If Covid has really hit the intensive care department quite hard, for example, that has a knock on effect to staffing levels which has a knock on effect to their ability to perform operations and the timings of operations.
Art as a ‘release’
During these challenging times, art has become an even greater “release” for Alastair when he’s off duty.
“Art is for me an environment I have total control over,” says Alastair, who leans towards impressionist painting in terms of style.
“I can be responsible for when I paint, what I paint, how I create the works of art, what features in them. That’s a really good escape from the day job because there’s a lot of stuff I can’t control in the hospital.
“I can’t control the pandemic and what it’s doing to our wards, our patients. That’s very much outside of my control.
“Art is my little way of finding a sense of control in a very chaotic world and what I found doing surgery is it gave me a discipline that I didn’t have before with art.
“With surgery you have to be very focussed on the task.
“In operations for instance you can’t just walk half way through because you don’t like what’s going on.
“You have to finish it and push through with the operation. I very much do that with my art.

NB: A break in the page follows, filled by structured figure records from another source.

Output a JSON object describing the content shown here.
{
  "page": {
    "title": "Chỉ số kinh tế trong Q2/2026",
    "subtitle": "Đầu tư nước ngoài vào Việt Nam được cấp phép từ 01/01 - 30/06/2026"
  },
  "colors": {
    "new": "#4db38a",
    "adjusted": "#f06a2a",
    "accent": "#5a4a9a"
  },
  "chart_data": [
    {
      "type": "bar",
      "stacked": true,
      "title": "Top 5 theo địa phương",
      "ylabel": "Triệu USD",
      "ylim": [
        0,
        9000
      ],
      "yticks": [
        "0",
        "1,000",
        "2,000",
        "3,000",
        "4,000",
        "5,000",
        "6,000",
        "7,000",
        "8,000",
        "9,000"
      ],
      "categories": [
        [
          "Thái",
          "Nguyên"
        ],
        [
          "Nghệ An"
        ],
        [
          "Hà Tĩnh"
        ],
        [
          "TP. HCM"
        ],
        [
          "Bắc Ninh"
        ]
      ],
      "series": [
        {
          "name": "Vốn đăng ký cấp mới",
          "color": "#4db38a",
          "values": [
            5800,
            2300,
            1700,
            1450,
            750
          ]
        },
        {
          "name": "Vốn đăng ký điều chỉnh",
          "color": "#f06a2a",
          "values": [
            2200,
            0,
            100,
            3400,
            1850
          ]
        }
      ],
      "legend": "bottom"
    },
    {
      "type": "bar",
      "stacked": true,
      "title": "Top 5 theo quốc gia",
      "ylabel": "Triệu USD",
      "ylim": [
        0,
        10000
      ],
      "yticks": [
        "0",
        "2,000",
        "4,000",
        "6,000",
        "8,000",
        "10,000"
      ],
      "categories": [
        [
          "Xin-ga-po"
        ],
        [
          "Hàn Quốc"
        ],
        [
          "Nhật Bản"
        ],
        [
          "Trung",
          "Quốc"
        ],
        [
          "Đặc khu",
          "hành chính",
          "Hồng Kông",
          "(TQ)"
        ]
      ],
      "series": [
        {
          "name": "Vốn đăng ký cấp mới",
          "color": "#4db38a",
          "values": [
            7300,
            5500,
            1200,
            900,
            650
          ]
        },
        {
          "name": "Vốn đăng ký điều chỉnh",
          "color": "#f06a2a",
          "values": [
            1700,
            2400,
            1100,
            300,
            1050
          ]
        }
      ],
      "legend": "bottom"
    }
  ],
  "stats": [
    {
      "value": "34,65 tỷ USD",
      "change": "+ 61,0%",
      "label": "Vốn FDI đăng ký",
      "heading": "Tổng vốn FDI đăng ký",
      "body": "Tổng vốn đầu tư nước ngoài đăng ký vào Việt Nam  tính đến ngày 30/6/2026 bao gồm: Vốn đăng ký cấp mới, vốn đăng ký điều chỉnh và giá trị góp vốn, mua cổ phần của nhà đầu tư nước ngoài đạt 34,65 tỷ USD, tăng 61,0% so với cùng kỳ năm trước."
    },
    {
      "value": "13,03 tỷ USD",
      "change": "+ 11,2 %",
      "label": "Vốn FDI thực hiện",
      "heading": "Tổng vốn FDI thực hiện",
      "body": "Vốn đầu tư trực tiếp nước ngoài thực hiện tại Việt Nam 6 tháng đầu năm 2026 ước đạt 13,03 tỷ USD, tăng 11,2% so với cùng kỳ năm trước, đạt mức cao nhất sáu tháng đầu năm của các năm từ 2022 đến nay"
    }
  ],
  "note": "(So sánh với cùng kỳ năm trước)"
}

“Before I might not have enjoyed painting something because I didn’t think it looks good Actually now I just need to push through, this is fine. Keep going in a really big way.
“I think my experience of surgery has really improved my approach to art. It gave me discipline. I used the skills in both my jobs.”
The painting
Alastair’s painting features Dr Joanna Lynch, consultant anaesthetist; Ms Sarah Cant, advanced trauma Nurse Practitioner; Ms. Lindsey Fulton, senior radiographer; himself – Mr Alastair Faulkner, trainee trauma and orthopaedic surgeon and the artist; Mr Fraser Harrold, consultant trauma and orthopaedic surgeon; Ms Jemma Cathro, surgical charge nurse; Mrs Caroline Hutchison, physiotherapist, and the patient Mr Peter Davies, trainee trauma and orthopaedic surgeon.
Practicing trauma and orthopaedic surgery is about shared decision making between patients, clinicians and the wider team based on experience, teamwork and collaboration which was what he wanted to celebrate.
“I chose a lot of them because they had been supportive of my art in the past,” he smiles.
“They had either commissioned me or bought my art or my prints. I very much felt like they had been part of my artistic journey.
“I got their permission to do it and I think they were all quite thrilled with the outcome.”
And his own thoughts when he saw the finished book?
“I couldn’t really describe it,” he says. “I got goose bumps.
“I’d see paintings on Instagram as they were submitted. Tom Croft uploaded them as they were submitted.
“But to see them all in the one place, all sitting next to each other was quite an emotional situation because I hadn’t really known a lot of the stories of these other artists.
“I think for me to be in that book not just as an artist but as a subject as well is a double honour because it’s the perfect combination of my love of art and my love of surgery.
“I felt enormously privileged.”
*Portraits for NHS Heroes, initiated by Tom Croft, is published by Bloomsbury Caravel at £25. All royalties, a minimum of £2.50 from the sale of each book will be paid to NHS Charities Together (registered charity no. 1186569) to fund vital projects.